Detailed Summary of AOA House of Delegates’ Actions
1) Through “COPE,” ARBO (Assoc. of Regulatory Board of Optometry) approves CE courses. COPE does not approve CE providers. When applying for educational grants, numerous optometric organizations were being asked to indicate which organization accredited them as a provider of CE. These same organizations were also concerned with higher costs when CE is approved by course instead of provider. Last year, the AOA House of Delegates instructed ACOE (Accreditation Council of Optometric Education) to develop a plan for ACOE to accredited CE providers. ARBO (COPE) opposed that approach. Arguments prior to Optometry’s Meeting were often incomplete, inaccurate or misleading (by many parties involved).
ARBO has agreed to consider and develop a plan with ARBO accrediting CE providers. At the same time, the AOA House of Delegates instructed ACOE to work with ARBO, providers of CE, etc. to consider a plan for ACOE to accredit optometric CE providers. Next June, it can then be decided if both ARBO and ACOE may accredit CE providers or one or the other. In brief, there is a commitment to move towards accreditation of optometric CE providers with the state set for more open and cooperative dialogue. With passage of the “motion” at the AOA House of Delegates and ARBO’s Board passing a related motion, there was no need to consider a AOA By-law amendment dealing with ACOE and CE provider accreditation.
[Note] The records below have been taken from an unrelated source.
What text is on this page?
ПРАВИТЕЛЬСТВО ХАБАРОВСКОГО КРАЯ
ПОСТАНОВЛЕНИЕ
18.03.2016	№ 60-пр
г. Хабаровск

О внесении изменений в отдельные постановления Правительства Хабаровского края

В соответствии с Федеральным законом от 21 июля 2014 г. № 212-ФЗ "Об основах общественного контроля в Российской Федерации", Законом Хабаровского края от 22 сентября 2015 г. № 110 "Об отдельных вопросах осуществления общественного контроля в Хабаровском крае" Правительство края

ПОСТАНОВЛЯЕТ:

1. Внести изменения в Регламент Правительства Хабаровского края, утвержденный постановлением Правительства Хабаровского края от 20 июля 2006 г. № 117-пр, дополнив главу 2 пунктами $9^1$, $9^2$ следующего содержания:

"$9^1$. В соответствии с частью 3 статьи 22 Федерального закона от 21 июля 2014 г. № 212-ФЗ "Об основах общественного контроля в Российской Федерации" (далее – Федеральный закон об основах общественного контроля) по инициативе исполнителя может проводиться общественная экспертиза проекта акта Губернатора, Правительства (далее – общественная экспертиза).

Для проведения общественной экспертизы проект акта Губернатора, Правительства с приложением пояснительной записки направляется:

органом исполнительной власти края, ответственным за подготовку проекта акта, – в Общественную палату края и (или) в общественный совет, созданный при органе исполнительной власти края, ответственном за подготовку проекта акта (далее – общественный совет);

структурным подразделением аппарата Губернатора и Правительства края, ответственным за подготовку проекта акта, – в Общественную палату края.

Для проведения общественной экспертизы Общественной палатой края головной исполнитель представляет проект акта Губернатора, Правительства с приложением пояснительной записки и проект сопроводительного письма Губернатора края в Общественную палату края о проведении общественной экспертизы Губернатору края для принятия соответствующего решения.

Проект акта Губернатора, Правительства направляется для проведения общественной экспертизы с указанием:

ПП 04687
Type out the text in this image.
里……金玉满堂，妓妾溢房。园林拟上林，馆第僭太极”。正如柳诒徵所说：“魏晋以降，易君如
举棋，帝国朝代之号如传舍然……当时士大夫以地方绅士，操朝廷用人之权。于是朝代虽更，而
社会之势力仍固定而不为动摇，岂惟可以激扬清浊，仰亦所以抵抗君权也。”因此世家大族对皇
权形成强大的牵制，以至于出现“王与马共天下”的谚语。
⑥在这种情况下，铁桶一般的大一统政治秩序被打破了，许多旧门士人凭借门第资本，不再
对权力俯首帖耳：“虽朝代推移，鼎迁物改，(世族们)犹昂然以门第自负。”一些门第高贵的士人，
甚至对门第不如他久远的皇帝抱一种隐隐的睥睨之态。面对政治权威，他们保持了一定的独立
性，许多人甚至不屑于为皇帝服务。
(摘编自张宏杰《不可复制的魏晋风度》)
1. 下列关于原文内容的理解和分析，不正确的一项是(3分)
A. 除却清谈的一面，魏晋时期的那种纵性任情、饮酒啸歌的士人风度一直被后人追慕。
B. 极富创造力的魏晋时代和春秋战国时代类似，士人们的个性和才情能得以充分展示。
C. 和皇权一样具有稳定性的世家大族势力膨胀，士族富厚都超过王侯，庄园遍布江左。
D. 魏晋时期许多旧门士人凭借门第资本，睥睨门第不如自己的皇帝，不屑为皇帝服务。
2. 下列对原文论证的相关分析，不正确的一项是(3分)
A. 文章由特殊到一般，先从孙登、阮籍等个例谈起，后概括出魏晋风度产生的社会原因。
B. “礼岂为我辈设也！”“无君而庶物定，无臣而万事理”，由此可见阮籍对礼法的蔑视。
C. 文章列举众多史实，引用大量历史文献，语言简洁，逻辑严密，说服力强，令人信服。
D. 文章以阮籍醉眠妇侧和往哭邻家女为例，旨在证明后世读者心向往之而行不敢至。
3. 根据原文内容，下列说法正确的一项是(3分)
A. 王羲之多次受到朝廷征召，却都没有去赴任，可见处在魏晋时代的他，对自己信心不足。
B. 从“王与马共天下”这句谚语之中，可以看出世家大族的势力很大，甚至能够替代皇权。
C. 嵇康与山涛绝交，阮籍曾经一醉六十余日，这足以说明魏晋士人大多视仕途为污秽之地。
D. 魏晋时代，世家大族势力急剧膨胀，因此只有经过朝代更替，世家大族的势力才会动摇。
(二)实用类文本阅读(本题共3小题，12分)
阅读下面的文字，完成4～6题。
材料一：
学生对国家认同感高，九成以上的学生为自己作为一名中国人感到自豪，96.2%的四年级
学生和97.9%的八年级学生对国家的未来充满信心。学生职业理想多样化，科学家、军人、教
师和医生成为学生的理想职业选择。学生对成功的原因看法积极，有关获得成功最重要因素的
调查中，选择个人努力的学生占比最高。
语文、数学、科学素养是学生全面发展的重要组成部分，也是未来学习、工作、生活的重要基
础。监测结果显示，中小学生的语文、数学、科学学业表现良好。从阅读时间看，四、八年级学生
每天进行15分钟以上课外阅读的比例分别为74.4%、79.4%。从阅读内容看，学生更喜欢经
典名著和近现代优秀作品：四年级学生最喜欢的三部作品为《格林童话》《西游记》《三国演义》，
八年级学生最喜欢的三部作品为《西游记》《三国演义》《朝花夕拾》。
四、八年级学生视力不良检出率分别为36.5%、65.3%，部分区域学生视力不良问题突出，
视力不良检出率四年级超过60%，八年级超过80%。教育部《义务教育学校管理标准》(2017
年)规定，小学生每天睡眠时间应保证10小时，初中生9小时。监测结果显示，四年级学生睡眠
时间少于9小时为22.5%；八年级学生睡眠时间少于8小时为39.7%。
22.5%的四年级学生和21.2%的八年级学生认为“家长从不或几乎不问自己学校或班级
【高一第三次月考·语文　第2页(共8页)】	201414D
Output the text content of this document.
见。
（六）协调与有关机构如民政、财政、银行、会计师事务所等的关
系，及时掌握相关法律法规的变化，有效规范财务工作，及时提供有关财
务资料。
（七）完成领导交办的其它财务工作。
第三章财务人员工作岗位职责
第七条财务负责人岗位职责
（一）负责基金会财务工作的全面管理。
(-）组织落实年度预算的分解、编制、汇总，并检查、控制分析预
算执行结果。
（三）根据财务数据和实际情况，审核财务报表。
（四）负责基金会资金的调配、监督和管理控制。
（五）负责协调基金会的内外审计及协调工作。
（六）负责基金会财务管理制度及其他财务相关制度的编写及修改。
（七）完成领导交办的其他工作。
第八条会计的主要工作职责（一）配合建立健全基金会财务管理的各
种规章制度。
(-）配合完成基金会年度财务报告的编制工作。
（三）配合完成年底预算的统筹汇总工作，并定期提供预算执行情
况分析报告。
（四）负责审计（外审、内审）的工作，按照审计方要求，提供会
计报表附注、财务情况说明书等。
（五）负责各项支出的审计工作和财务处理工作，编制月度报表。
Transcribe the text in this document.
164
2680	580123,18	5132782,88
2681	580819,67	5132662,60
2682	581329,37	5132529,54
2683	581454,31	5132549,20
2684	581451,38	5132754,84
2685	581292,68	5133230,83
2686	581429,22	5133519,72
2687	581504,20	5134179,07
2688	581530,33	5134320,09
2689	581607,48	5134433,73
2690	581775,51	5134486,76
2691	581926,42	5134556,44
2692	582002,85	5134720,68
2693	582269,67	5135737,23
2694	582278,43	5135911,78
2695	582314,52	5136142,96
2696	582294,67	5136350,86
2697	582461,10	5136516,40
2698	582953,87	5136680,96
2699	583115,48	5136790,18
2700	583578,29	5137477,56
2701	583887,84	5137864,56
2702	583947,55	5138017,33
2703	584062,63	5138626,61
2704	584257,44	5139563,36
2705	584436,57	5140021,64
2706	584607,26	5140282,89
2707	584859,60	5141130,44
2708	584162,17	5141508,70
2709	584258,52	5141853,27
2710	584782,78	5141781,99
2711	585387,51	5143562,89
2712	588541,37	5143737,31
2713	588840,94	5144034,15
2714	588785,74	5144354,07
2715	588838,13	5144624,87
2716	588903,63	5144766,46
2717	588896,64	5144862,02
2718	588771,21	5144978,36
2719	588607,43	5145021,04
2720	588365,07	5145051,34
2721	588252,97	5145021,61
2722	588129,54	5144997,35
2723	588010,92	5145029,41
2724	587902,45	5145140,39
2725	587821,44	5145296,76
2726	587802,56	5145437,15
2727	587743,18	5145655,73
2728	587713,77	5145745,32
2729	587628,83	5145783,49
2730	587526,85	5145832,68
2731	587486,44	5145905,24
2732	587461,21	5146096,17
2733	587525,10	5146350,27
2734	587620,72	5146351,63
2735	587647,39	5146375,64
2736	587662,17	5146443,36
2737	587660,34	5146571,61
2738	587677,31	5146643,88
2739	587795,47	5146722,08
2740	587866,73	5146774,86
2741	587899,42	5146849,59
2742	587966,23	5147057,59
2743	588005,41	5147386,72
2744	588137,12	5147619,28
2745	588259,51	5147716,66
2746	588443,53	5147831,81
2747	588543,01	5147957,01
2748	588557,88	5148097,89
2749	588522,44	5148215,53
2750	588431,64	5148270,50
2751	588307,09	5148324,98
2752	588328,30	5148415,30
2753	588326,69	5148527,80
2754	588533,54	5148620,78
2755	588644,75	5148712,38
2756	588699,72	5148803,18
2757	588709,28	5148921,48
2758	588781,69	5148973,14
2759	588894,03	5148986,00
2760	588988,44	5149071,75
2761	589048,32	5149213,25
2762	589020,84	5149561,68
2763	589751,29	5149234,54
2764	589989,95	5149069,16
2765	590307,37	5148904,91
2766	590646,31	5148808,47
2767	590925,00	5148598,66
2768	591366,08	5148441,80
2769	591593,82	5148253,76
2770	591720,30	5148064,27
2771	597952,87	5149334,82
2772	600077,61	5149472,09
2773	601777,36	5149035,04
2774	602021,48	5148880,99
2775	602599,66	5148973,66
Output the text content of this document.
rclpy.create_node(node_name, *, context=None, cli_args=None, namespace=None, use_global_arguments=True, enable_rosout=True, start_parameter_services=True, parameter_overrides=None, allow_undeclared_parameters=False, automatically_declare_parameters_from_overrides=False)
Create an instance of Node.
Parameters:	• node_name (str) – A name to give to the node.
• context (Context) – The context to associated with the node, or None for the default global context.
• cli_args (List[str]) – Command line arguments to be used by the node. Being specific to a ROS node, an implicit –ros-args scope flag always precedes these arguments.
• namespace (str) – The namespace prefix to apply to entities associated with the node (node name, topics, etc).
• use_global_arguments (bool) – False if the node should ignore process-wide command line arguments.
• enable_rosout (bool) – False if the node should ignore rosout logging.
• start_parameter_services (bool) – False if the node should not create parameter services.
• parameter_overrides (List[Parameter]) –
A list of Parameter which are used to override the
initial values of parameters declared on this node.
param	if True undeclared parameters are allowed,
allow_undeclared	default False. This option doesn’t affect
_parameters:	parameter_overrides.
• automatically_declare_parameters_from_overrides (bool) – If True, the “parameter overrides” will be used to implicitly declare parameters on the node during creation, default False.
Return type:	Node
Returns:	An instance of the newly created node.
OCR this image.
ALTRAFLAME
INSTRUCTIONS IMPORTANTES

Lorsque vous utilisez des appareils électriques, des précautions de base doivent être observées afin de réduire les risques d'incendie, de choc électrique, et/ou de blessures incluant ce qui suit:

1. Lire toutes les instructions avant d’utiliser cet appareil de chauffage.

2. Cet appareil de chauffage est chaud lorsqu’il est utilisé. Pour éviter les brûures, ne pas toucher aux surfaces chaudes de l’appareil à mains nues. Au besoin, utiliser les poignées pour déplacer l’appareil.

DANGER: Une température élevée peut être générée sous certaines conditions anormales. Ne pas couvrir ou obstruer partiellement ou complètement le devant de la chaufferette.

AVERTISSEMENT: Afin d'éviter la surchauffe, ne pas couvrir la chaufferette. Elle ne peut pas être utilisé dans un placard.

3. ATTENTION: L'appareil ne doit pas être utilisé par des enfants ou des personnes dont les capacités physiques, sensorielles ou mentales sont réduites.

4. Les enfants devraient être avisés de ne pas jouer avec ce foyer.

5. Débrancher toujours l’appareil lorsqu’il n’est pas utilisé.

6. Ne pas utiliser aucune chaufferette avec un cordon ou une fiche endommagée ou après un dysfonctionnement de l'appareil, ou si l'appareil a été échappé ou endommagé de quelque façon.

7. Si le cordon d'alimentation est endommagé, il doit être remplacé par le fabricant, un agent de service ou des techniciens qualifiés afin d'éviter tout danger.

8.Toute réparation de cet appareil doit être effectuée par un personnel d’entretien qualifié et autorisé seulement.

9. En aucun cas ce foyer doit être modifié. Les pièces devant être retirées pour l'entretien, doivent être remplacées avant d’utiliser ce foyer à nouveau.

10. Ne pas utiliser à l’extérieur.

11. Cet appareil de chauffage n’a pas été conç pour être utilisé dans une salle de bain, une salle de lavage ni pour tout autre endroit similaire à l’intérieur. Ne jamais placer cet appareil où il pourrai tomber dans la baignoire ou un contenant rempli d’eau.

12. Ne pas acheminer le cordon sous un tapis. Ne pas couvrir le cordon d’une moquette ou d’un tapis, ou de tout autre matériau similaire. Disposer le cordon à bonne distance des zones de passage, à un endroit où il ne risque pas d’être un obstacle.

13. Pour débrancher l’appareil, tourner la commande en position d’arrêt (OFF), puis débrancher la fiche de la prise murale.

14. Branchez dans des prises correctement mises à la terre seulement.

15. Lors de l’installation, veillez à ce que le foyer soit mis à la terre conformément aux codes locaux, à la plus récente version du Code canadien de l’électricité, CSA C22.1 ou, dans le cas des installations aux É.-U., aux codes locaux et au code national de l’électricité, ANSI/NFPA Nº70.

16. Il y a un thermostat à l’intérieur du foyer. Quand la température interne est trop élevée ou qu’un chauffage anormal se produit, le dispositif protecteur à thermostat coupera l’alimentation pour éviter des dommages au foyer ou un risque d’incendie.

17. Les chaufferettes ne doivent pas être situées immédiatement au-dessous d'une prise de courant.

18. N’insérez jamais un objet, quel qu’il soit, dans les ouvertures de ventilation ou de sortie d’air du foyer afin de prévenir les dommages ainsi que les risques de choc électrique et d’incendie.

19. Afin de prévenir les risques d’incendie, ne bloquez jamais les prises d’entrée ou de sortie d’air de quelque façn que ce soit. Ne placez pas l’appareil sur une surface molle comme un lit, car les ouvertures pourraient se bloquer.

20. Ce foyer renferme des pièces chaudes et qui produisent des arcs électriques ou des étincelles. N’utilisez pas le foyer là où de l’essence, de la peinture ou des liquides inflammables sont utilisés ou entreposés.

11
Essentially, the AOA Board of Trustees will “continue to refine a model of CE accreditation including a model for accrediting CE providers, by seeking additional input from various key organizations within the profession, including discussions with ARBO on the future direction of COPE.” The scope of ACOE was NOT expanded this year. Additionally, ARBO made this resolution during their meeting the same week: “Resolved that the House of Delegates of the Association of Regulatory Boards of Optometry (ARBO), at the 93rd annual meeting, mandate the Council of Optometric Practitioner Education (COPE) to implement alternative methods of accrediting education similar to those used by other organizations, including the Accreditation Council on Continuing Medical Education (ACCME) Provider Model of independent, accredited continuing education, and report to the ARBO Board of Directors and the 2013 ARBO House of Delegates.”
My take on this is that the both the AOA and ARBO House of Delegates felt it was worth continuing to study the provider accreditation model (which is what we currently use in Virginia) and to consider which method is best (accrediting providers or courses) or if a combination of the two makes sense.
2) AOA’s attorney provided a detailed overview of the AOS vs. ABO lawsuit. Of particular concern was Federal District Court Judge, A. Howard Matz’s, summary judgment which stated that optometrists are not physicians.
It is unclear the consequence this will have on our profession. Some believe it will have none. Others speculate that these words from the federal judge will be echoed in the legislative halls by ophthalmologists attempting to degrade our profession. Reiterated was that doctors of optometry are indeed “physicians” in Medicare, that a number of State Medicaid plans (including Virginia) include optometrists as “physicians,” and that in many states optometrists are recognized as optometric physicians. The AOA House of Delegates is not taking this lightly and unanimously passed two resolutions. One resolution was to instruct the AOA Board of Trustees to have the AOA get involved with this lawsuit, taking any and all action to reaffirm and defend optometrists as physicians. The other resolution instructed the AOA Board to respectfully request the AOS work jointly with the AOA in having Judge Matz’s statement appropriately revised.
Since the House of Delegates meeting, the judge has changed his statement.
3) In Oklahoma, U.S. Representative John Sullivan, was defeated in his Republican primary. Optometry, chiropractors (and the Tea Party) joined forces. Optometry was specifically credited for defeat of Congressman Sullivan. This is a great win for optometry nationally since Sullivan had repeatedly introduced the “Sullivan bill” which questioned if we were misleading patients by calling ourselves doctors.
4) There were quite a few bylaw changes regarding membership status. In an effort to track and encourage students to become AOA members when they became licensed, the AOA Board had suggested students pay nominal dues annually to the AOA. Demonstrating support of students, the AOA Board reached a consensus with AOSA (student association) so that AOA student dues are to remain at zero but AOA student members must now also join a State Affiliate (like the VOA). Residents will have to pay very nominal AOA dues ($35 per year). AOA no longer will have descending dues for members over age 70, but have in place other approaches to give consideration to long time members aged 70 and over and practicing. Defeated was a proposed change in the ascending dues schedule from 5 years to 4 years. And AOA members who fail to remit AOA dues quarterly will be dropped from membership. This addresses many State Associations not remitting AOA dues quarterly and on time. This will have no bearing on VOA members, noting Virginia was identified as one of only 4 or 5 states who pay their member AOA dues on time. All of these will be reviewed in an upcoming issue of the AOA News.